Uma vez mais se apresentou a iludida Dalila, e Sansão respondeu-lhe que, caso tecesse sete mechas de seus cabelos com a urdidura de um tear e as prendesse com um pino, ele se enfraqueceria e se tornaria
igual aos outros homens. Outra vez confirmada a falsidade de sua resposta, Dalila redargüiu: “Como dizes que me amas se não está comigo o teu coração?”

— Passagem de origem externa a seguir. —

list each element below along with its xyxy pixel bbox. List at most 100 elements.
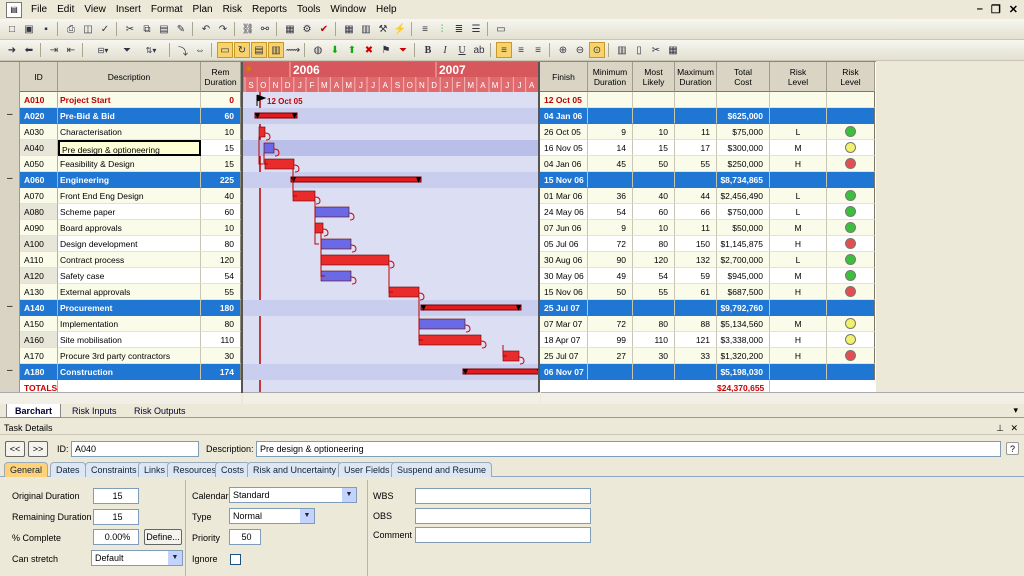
- total-cost-cell[interactable]: $2,456,490: [717, 188, 770, 204]
- id-field[interactable]: A040: [71, 441, 199, 457]
- copy-icon[interactable]: ⧉: [139, 21, 155, 37]
- menu-help[interactable]: Help: [371, 4, 402, 15]
- total-cost-cell[interactable]: $2,700,000: [717, 252, 770, 268]
- tab-barchart[interactable]: Barchart: [6, 404, 62, 418]
- task-description-cell[interactable]: Project Start: [58, 92, 201, 108]
- finish-cell[interactable]: 15 Nov 06: [540, 284, 588, 300]
- minimize-icon[interactable]: –: [977, 3, 983, 16]
- finish-cell[interactable]: 24 May 06: [540, 204, 588, 220]
- task-id-cell[interactable]: A120: [20, 268, 58, 284]
- max-duration-cell[interactable]: 11: [675, 124, 717, 140]
- filter-green-icon[interactable]: ⫶: [434, 21, 450, 37]
- min-duration-cell[interactable]: 49: [588, 268, 633, 284]
- risk-level-cell[interactable]: M: [770, 268, 827, 284]
- finish-cell[interactable]: 07 Mar 07: [540, 316, 588, 332]
- bold-icon[interactable]: B: [420, 42, 436, 58]
- task-description-cell[interactable]: Contract process: [58, 252, 201, 268]
- col-total-cost-header[interactable]: Total Cost: [717, 62, 770, 92]
- risk-level-cell[interactable]: M: [770, 140, 827, 156]
- most-likely-cell[interactable]: [633, 92, 675, 108]
- finish-cell[interactable]: 18 Apr 07: [540, 332, 588, 348]
- task-description-cell[interactable]: Front End Eng Design: [58, 188, 201, 204]
- col-risk-level-header[interactable]: Risk Level: [770, 62, 827, 92]
- critical-icon[interactable]: ⟿: [285, 42, 301, 58]
- task-description-cell[interactable]: Characterisation: [58, 124, 201, 140]
- min-duration-cell[interactable]: 72: [588, 316, 633, 332]
- max-duration-cell[interactable]: 55: [675, 156, 717, 172]
- most-likely-cell[interactable]: [633, 172, 675, 188]
- finish-cell[interactable]: 07 Jun 06: [540, 220, 588, 236]
- barchart-mode-icon[interactable]: ▭: [217, 42, 233, 58]
- down-green-icon[interactable]: ⬇: [327, 42, 343, 58]
- italic-icon[interactable]: I: [437, 42, 453, 58]
- priority-field[interactable]: 50: [229, 529, 261, 545]
- format-painter-icon[interactable]: ✎: [173, 21, 189, 37]
- zoom-fit-icon[interactable]: ⊙: [589, 42, 605, 58]
- menu-view[interactable]: View: [79, 4, 111, 15]
- gantt-chart[interactable]: S O N D J F M A M J J A S O N D J F M A M J J A 2006 2007 ✷ 12 Oct …: [241, 62, 540, 393]
- arrow-left-icon[interactable]: ⬅: [21, 42, 37, 58]
- min-duration-cell[interactable]: [588, 364, 633, 380]
- chart-small-icon[interactable]: ▯: [631, 42, 647, 58]
- min-duration-cell[interactable]: 54: [588, 204, 633, 220]
- hammer-icon[interactable]: ⚡: [392, 21, 408, 37]
- risk-level-cell[interactable]: [770, 364, 827, 380]
- filter-icon[interactable]: ⏷: [119, 42, 135, 58]
- col-rem-duration-header[interactable]: Rem Duration: [201, 62, 241, 92]
- risk-level-cell[interactable]: L: [770, 124, 827, 140]
- task-description-cell[interactable]: Procure 3rd party contractors: [58, 348, 201, 364]
- min-duration-cell[interactable]: 45: [588, 156, 633, 172]
- max-duration-cell[interactable]: 150: [675, 236, 717, 252]
- align-center-icon[interactable]: ≡: [513, 42, 529, 58]
- rem-duration-cell[interactable]: 0: [201, 92, 241, 108]
- sort-dropdown[interactable]: ⇅▾: [136, 42, 166, 58]
- total-cost-cell[interactable]: $3,338,000: [717, 332, 770, 348]
- tab-risk-inputs[interactable]: Risk Inputs: [64, 404, 125, 418]
- task-description-cell[interactable]: Scheme paper: [58, 204, 201, 220]
- rem-duration-cell[interactable]: 55: [201, 284, 241, 300]
- columns-icon[interactable]: ▥: [614, 42, 630, 58]
- split-icon[interactable]: ▤: [251, 42, 267, 58]
- max-duration-cell[interactable]: 17: [675, 140, 717, 156]
- total-cost-cell[interactable]: $5,134,560: [717, 316, 770, 332]
- rem-duration-cell[interactable]: 110: [201, 332, 241, 348]
- most-likely-cell[interactable]: 55: [633, 284, 675, 300]
- align-right-icon[interactable]: ≡: [530, 42, 546, 58]
- delete-icon[interactable]: ✖: [361, 42, 377, 58]
- total-cost-cell[interactable]: $300,000: [717, 140, 770, 156]
- can-stretch-select[interactable]: Default ▼: [91, 550, 183, 566]
- zoom-in-icon[interactable]: ⊕: [555, 42, 571, 58]
- max-duration-cell[interactable]: 59: [675, 268, 717, 284]
- task-id-cell[interactable]: A180: [20, 364, 58, 380]
- task-description-cell[interactable]: External approvals: [58, 284, 201, 300]
- finish-cell[interactable]: 01 Mar 06: [540, 188, 588, 204]
- group-dropdown[interactable]: ⊟▾: [88, 42, 118, 58]
- task-description-cell[interactable]: Feasibility & Design: [58, 156, 201, 172]
- tabs-menu-icon[interactable]: ▾: [1013, 405, 1018, 416]
- finish-cell[interactable]: 30 Aug 06: [540, 252, 588, 268]
- orig-duration-field[interactable]: 15: [93, 488, 139, 504]
- rem-duration-cell[interactable]: 80: [201, 236, 241, 252]
- rem-duration-cell[interactable]: 54: [201, 268, 241, 284]
- task-description-cell[interactable]: Implementation: [58, 316, 201, 332]
- min-duration-cell[interactable]: 36: [588, 188, 633, 204]
- gear-icon[interactable]: ⚙: [299, 21, 315, 37]
- col-id-header[interactable]: ID: [20, 62, 58, 92]
- details-tab-suspend-and-resume[interactable]: Suspend and Resume: [391, 462, 493, 477]
- total-cost-cell[interactable]: $1,320,200: [717, 348, 770, 364]
- total-cost-cell[interactable]: $5,198,030: [717, 364, 770, 380]
- total-cost-cell[interactable]: $250,000: [717, 156, 770, 172]
- col-min-duration-header[interactable]: Minimum Duration: [588, 62, 633, 92]
- rem-duration-cell[interactable]: 180: [201, 300, 241, 316]
- print-preview-icon[interactable]: ◫: [80, 21, 96, 37]
- rem-duration-cell[interactable]: 225: [201, 172, 241, 188]
- most-likely-cell[interactable]: [633, 364, 675, 380]
- risk-level-cell[interactable]: [770, 172, 827, 188]
- most-likely-cell[interactable]: 60: [633, 204, 675, 220]
- up-green-icon[interactable]: ⬆: [344, 42, 360, 58]
- rem-duration-cell[interactable]: 60: [201, 204, 241, 220]
- min-duration-cell[interactable]: 27: [588, 348, 633, 364]
- new-icon[interactable]: □: [4, 21, 20, 37]
- task-id-cell[interactable]: A110: [20, 252, 58, 268]
- strikethrough-icon[interactable]: ab: [471, 42, 487, 58]
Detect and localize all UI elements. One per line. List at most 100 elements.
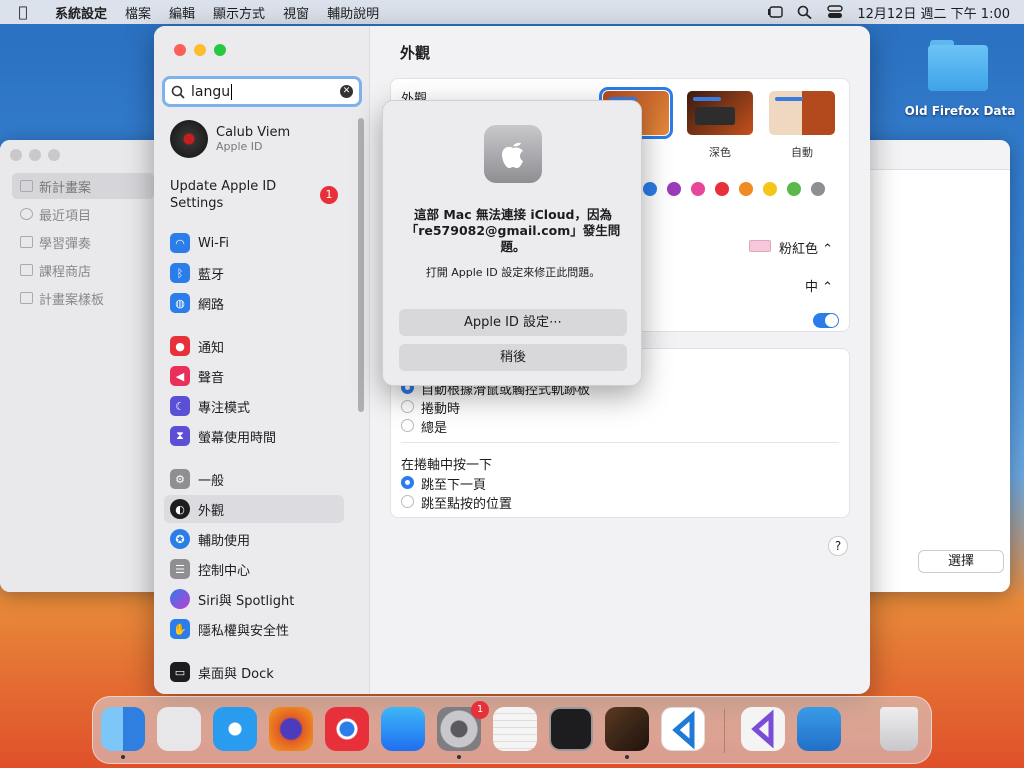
menu-view[interactable]: 顯示方式 (204, 3, 274, 22)
menu-help[interactable]: 輔助說明 (318, 3, 388, 22)
control-center-icon[interactable] (827, 5, 844, 19)
page-title: 外觀 (400, 44, 431, 62)
jump-next-page-label: 跳至下一頁 (421, 478, 487, 493)
sidebar-item-focus[interactable]: ☾ 專注模式 (164, 392, 344, 420)
accent-green[interactable] (787, 182, 801, 196)
stage-manager-icon[interactable] (767, 5, 784, 19)
vscode-icon[interactable] (661, 707, 705, 751)
sidebar-item-screen-time[interactable]: ⧗ 螢幕使用時間 (164, 422, 344, 450)
sidebar-item-notifications[interactable]: ● 通知 (164, 332, 344, 360)
sidebar-item-wifi[interactable]: ◠ Wi-Fi (164, 229, 344, 257)
bg-close-button[interactable] (10, 149, 22, 161)
menu-window[interactable]: 視窗 (274, 3, 318, 22)
dock-separator (724, 709, 725, 753)
trash-icon[interactable] (880, 707, 918, 751)
sidebar-item-network[interactable]: ◍ 網路 (164, 289, 344, 317)
garageband-icon[interactable] (605, 707, 649, 751)
visual-studio-icon[interactable] (741, 707, 785, 751)
dialog-title: 這部 Mac 無法連接 iCloud，因為「re579082@gmail.com… (405, 207, 621, 254)
later-button[interactable]: 稍後 (399, 344, 627, 371)
menu-file[interactable]: 檔案 (116, 3, 160, 22)
sidebar-item-privacy[interactable]: ✋ 隱私權與安全性 (164, 615, 344, 643)
accent-blue[interactable] (643, 182, 657, 196)
sidebar-scrollbar[interactable] (358, 118, 364, 412)
menu-clock[interactable]: 12月12日 週二 下午 1:00 (857, 3, 1010, 22)
finder-icon[interactable] (101, 707, 145, 751)
apple-id-profile[interactable]: Calub Viem Apple ID (170, 120, 290, 158)
running-indicator (625, 755, 629, 759)
sidebar-item-desktop-dock[interactable]: ▭ 桌面與 Dock (164, 658, 344, 686)
theme-dark-thumb[interactable] (687, 91, 753, 135)
accent-purple[interactable] (667, 182, 681, 196)
terminal-icon[interactable] (549, 707, 593, 751)
menu-edit[interactable]: 編輯 (160, 3, 204, 22)
bg-item-new-project[interactable]: 新計畫案 (12, 173, 154, 199)
firefox-icon[interactable] (269, 707, 313, 751)
highlight-color-select[interactable]: 粉紅色 ⌃ (779, 238, 833, 257)
bg-item-store[interactable]: 課程商店 (12, 257, 154, 283)
select-button[interactable]: 選擇 (918, 550, 1004, 573)
theme-auto-thumb[interactable] (769, 91, 835, 135)
bg-zoom-button[interactable] (48, 149, 60, 161)
apple-id-settings-button[interactable]: Apple ID 設定⋯ (399, 309, 627, 336)
scroll-always-radio[interactable] (401, 419, 414, 432)
siri-icon (170, 589, 190, 609)
weather-icon[interactable] (797, 707, 841, 751)
hand-icon: ✋ (170, 619, 190, 639)
sidebar-item-control-center[interactable]: ☰ 控制中心 (164, 555, 344, 583)
app-store-icon[interactable] (381, 707, 425, 751)
accent-red[interactable] (715, 182, 729, 196)
bg-minimize-button[interactable] (29, 149, 41, 161)
wallpaper-tint-toggle[interactable] (813, 313, 839, 328)
launchpad-icon[interactable] (157, 707, 201, 751)
sidebar-item-general[interactable]: ⚙ 一般 (164, 465, 344, 493)
sidebar-item-bluetooth[interactable]: ᛒ 藍牙 (164, 259, 344, 287)
jump-clicked-spot-radio[interactable] (401, 495, 414, 508)
search-input[interactable]: langu ✕ (162, 76, 362, 107)
textedit-icon[interactable] (493, 707, 537, 751)
minimize-button[interactable] (194, 44, 206, 56)
zoom-button[interactable] (214, 44, 226, 56)
speaker-icon: ◀ (170, 366, 190, 386)
clock-icon (20, 208, 33, 220)
profile-name: Calub Viem (216, 125, 291, 140)
file-icon (20, 180, 33, 192)
clear-search-icon[interactable]: ✕ (340, 85, 353, 98)
folder-icon[interactable] (928, 40, 988, 92)
folder-label[interactable]: Old Firefox Data (900, 104, 1020, 118)
profile-subtitle: Apple ID (216, 140, 263, 153)
sidebar-icon-size-select[interactable]: 中 ⌃ (805, 276, 833, 295)
jump-next-page-radio[interactable] (401, 476, 414, 489)
scroll-when-scrolling-radio[interactable] (401, 400, 414, 413)
chrome-icon[interactable] (325, 707, 369, 751)
bg-item-recent[interactable]: 最近項目 (12, 201, 154, 227)
menu-bar:  系統設定 檔案 編輯 顯示方式 視窗 輔助說明 12月12日 週二 下午 1… (0, 0, 1024, 24)
dock-icon: ▭ (170, 662, 190, 682)
bg-header (860, 140, 1010, 170)
update-apple-id-item[interactable]: Update Apple ID Settings (170, 178, 290, 212)
close-button[interactable] (174, 44, 186, 56)
menu-app-name[interactable]: 系統設定 (46, 3, 116, 22)
gear-icon: ⚙ (170, 469, 190, 489)
highlight-swatch (749, 240, 771, 252)
sidebar-item-accessibility[interactable]: ✪ 輔助使用 (164, 525, 344, 553)
sidebar-item-sound[interactable]: ◀ 聲音 (164, 362, 344, 390)
accent-orange[interactable] (739, 182, 753, 196)
apple-menu-icon[interactable]:  (0, 3, 46, 21)
accent-yellow[interactable] (763, 182, 777, 196)
running-indicator (457, 755, 461, 759)
help-button[interactable]: ? (828, 536, 848, 556)
spotlight-search-icon[interactable] (797, 5, 813, 20)
bluetooth-icon: ᛒ (170, 263, 190, 283)
folder-small-icon (20, 292, 33, 304)
accent-graphite[interactable] (811, 182, 825, 196)
divider (401, 442, 839, 443)
accessibility-icon: ✪ (170, 529, 190, 549)
bg-item-templates[interactable]: 計畫案樣板 (12, 285, 154, 311)
sidebar-item-appearance[interactable]: ◐ 外觀 (164, 495, 344, 523)
safari-icon[interactable] (213, 707, 257, 751)
bg-item-learn[interactable]: 學習彈奏 (12, 229, 154, 255)
accent-pink[interactable] (691, 182, 705, 196)
sidebar-item-siri[interactable]: Siri與 Spotlight (164, 585, 344, 613)
dock-badge: 1 (471, 701, 489, 719)
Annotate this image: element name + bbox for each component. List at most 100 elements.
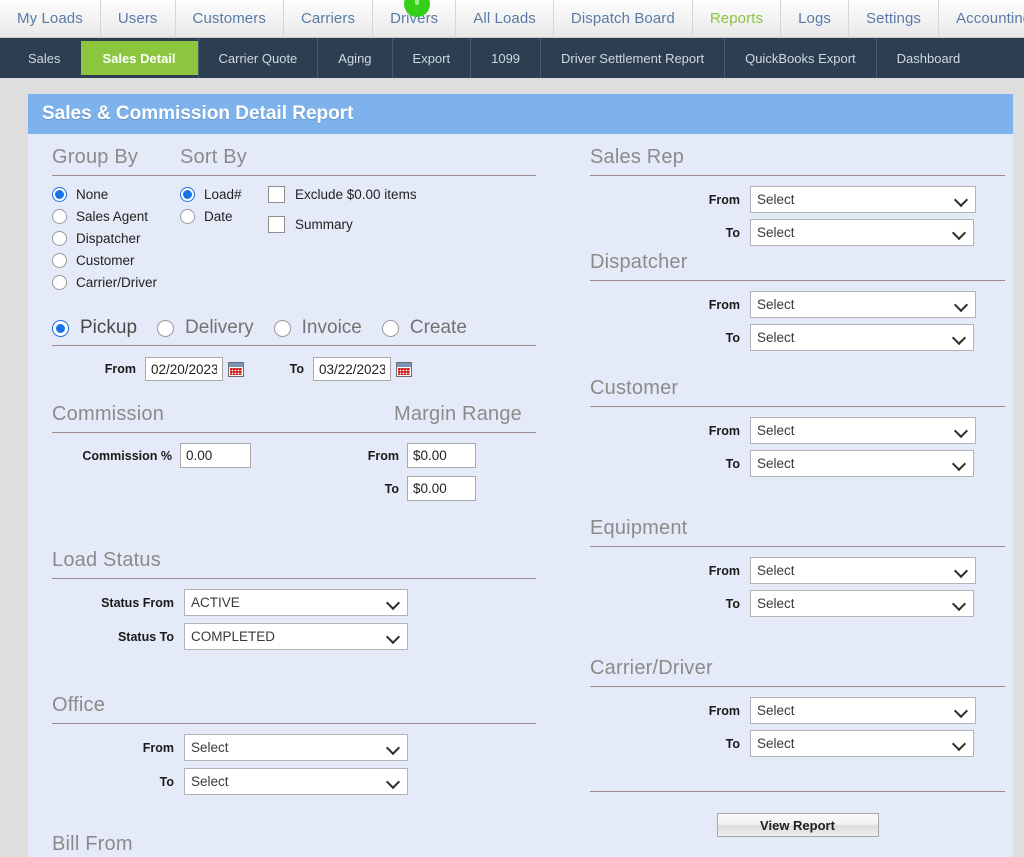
subnav-tab-sales-detail[interactable]: Sales Detail xyxy=(80,41,198,75)
subnav-tab-quickbooks-export[interactable]: QuickBooks Export xyxy=(724,38,876,78)
subnav-tab-aging[interactable]: Aging xyxy=(317,38,391,78)
subnav-tab-driver-settlement-report[interactable]: Driver Settlement Report xyxy=(540,38,724,78)
radio-indicator[interactable] xyxy=(180,209,195,224)
dispatcher-from-select-wrap: Select xyxy=(750,291,976,318)
margin-to-input[interactable] xyxy=(407,476,476,501)
equipment-from-row: From Select xyxy=(590,547,1005,584)
equipment-from-select[interactable]: Select xyxy=(750,557,976,584)
commission-percent-label: Commission % xyxy=(82,448,172,463)
radio-indicator[interactable] xyxy=(52,275,67,290)
customer-to-label: To xyxy=(725,456,740,471)
date-type-label-delivery: Delivery xyxy=(185,317,254,338)
groupby-heading: Group By xyxy=(52,146,139,168)
groupby-option-none[interactable]: None xyxy=(52,185,180,204)
customer-from-row: From Select xyxy=(590,407,1005,444)
panel-header: Sales & Commission Detail Report xyxy=(28,94,1013,134)
calendar-icon[interactable] xyxy=(228,361,244,377)
sales-rep-from-label: From xyxy=(708,192,740,207)
margin-from-input[interactable] xyxy=(407,443,476,468)
groupby-option-customer[interactable]: Customer xyxy=(52,251,180,270)
date-type-radio-invoice[interactable] xyxy=(273,319,291,337)
carrier-driver-from-label: From xyxy=(708,703,740,718)
carrier-driver-from-select[interactable]: Select xyxy=(750,697,976,724)
radio-indicator[interactable] xyxy=(52,231,67,246)
equipment-to-select[interactable]: Select xyxy=(750,590,974,617)
customer-from-select[interactable]: Select xyxy=(750,417,976,444)
left-filter-column: Group By Sort By None Sales Agent Dispat… xyxy=(52,134,536,856)
margin-to-label: To xyxy=(384,481,399,496)
radio-indicator[interactable] xyxy=(52,187,67,202)
dispatcher-to-select[interactable]: Select xyxy=(750,324,974,351)
sales-rep-to-row: To Select xyxy=(590,213,1005,246)
subnav-tab-sales[interactable]: Sales xyxy=(8,38,81,78)
nav-item-reports[interactable]: Reports xyxy=(691,0,780,37)
office-from-select[interactable]: Select xyxy=(184,734,408,761)
view-report-button[interactable]: View Report xyxy=(716,813,879,837)
date-type-radio-pickup[interactable] xyxy=(52,319,69,337)
dispatcher-from-select[interactable]: Select xyxy=(750,291,976,318)
date-type-label-create: Create xyxy=(409,317,467,338)
margin-to-row: To xyxy=(52,468,536,501)
radio-indicator[interactable] xyxy=(52,209,67,224)
sortby-option-date[interactable]: Date xyxy=(180,207,268,226)
customer-to-select-wrap: Select xyxy=(750,450,974,477)
subnav-tab-dashboard[interactable]: Dashboard xyxy=(875,38,981,78)
subnav-tab-1099[interactable]: 1099 xyxy=(470,38,540,78)
checkbox-label: Summary xyxy=(295,217,353,232)
sortby-option-load-number[interactable]: Load# xyxy=(180,185,268,204)
date-type-radio-delivery[interactable] xyxy=(157,319,175,337)
nav-item-logs[interactable]: Logs xyxy=(780,0,848,37)
groupby-option-sales-agent[interactable]: Sales Agent xyxy=(52,207,180,226)
checkbox-exclude-zero-items[interactable]: Exclude $0.00 items xyxy=(268,186,417,203)
checkbox-summary[interactable]: Summary xyxy=(268,216,417,233)
nav-item-carriers[interactable]: Carriers xyxy=(282,0,372,37)
nav-item-dispatch-board[interactable]: Dispatch Board xyxy=(552,0,692,37)
status-to-select[interactable]: COMPLETED xyxy=(184,623,408,650)
groupby-option-dispatcher[interactable]: Dispatcher xyxy=(52,229,180,248)
commission-percent-input[interactable] xyxy=(180,443,251,468)
nav-item-my-loads[interactable]: My Loads xyxy=(0,0,100,37)
date-to-input[interactable] xyxy=(313,357,391,381)
nav-item-accounting[interactable]: Accounting xyxy=(938,0,1024,37)
radio-indicator[interactable] xyxy=(52,253,67,268)
radio-indicator[interactable] xyxy=(180,187,195,202)
customer-to-select[interactable]: Select xyxy=(750,450,974,477)
filter-checkbox-group: Exclude $0.00 items Summary xyxy=(268,185,417,292)
equipment-to-select-wrap: Select xyxy=(750,590,974,617)
sortby-radio-group: Load# Date xyxy=(180,185,268,292)
status-from-row: Status From ACTIVE xyxy=(52,579,536,616)
subnav-tab-export[interactable]: Export xyxy=(391,38,471,78)
sales-rep-from-select[interactable]: Select xyxy=(750,186,976,213)
panel-body: Group By Sort By None Sales Agent Dispat… xyxy=(28,134,1013,857)
date-from-input[interactable] xyxy=(145,357,223,381)
date-type-label-pickup: Pickup xyxy=(80,317,138,338)
office-from-label: From xyxy=(142,740,174,755)
date-type-radio-create[interactable] xyxy=(381,319,399,337)
nav-item-users[interactable]: Users xyxy=(99,0,175,37)
nav-item-settings[interactable]: Settings xyxy=(848,0,938,37)
equipment-from-select-wrap: Select xyxy=(750,557,976,584)
option-label: Carrier/Driver xyxy=(76,275,157,290)
customer-from-label: From xyxy=(708,423,740,438)
nav-item-all-loads[interactable]: All Loads xyxy=(455,0,553,37)
sortby-heading: Sort By xyxy=(180,146,247,168)
checkbox-indicator[interactable] xyxy=(268,216,285,233)
checkbox-indicator[interactable] xyxy=(268,186,285,203)
sales-rep-from-select-wrap: Select xyxy=(750,186,976,213)
status-to-row: Status To COMPLETED xyxy=(52,616,536,650)
carrier-driver-to-select-wrap: Select xyxy=(750,730,974,757)
option-label: Date xyxy=(204,209,233,224)
nav-item-customers[interactable]: Customers xyxy=(174,0,283,37)
calendar-icon[interactable] xyxy=(396,361,412,377)
office-to-label: To xyxy=(159,774,174,789)
subnav-tab-carrier-quote[interactable]: Carrier Quote xyxy=(197,38,318,78)
carrier-driver-to-select[interactable]: Select xyxy=(750,730,974,757)
sales-rep-to-select[interactable]: Select xyxy=(750,219,974,246)
option-label: Load# xyxy=(204,187,242,202)
status-from-select[interactable]: ACTIVE xyxy=(184,589,408,616)
date-type-label-invoice: Invoice xyxy=(301,317,362,338)
dispatcher-from-label: From xyxy=(708,297,740,312)
office-to-select[interactable]: Select xyxy=(184,768,408,795)
date-to-label: To xyxy=(289,362,304,376)
groupby-option-carrier-driver[interactable]: Carrier/Driver xyxy=(52,273,180,292)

Aborrecido com tantas discussões, o forçudo cedeu à astúcia da mulher e confessou que nunca passara navalha por sua cabeça, porque estava consagrado a Deus desde antes de seu nascimento. Ela pressentiu que desta vez era a verdade, que era em seus cabelos que se ocultava o segredo e novamente chamou os príncipes filisteus.
Sansão
Dalila fez com que Sansão adormecesse em seus joelhos e então fez entrar o homem que cortou rente as sete tranças de sua cabeça, fazendo com que ele se debilitasse e logo se lhe desaparecesse a força. Ao grito de “Os filisteus vêm sobre ti, Sansão!”, ele despertou convencido de que, tal como das outras vezes, saltaria sobre seus pretensos captores e os derrotaria; mas descobriu, com grande pesar, que a força do Senhor o havia abandonado.
Humilhado, os filisteus arrancaram-lhe os olhos, levaram-no acorrentado a Gaza e o prenderam, deixando-o a girar a pedra de um moinho no cárcere sem perceber que sua cabeleira recomeçava a
crescer lentamente e, com ela, também sua força. Seus captores se divertiam, esquecidos de que em seus cabelos o gigante levava a chave de sua vingança.
Dalila
Dalila é o instrumento de uma derrota: cumpre o prometido e desaparece da lenda. Resta dela a sombra da sedução enganosa e, nas entrelinhas, a certeza de que os papéis relevantes na história dependem das versões que prevalecem das atuações dos seus personagens. É provável que em Dalila resida o antecedente vingativo da mulher humilhada, uma parente literária de Ulisses, célebre por sua sagacidade e possuidora de uma engenhosidade que lhe rendia mais vitórias que suas armas.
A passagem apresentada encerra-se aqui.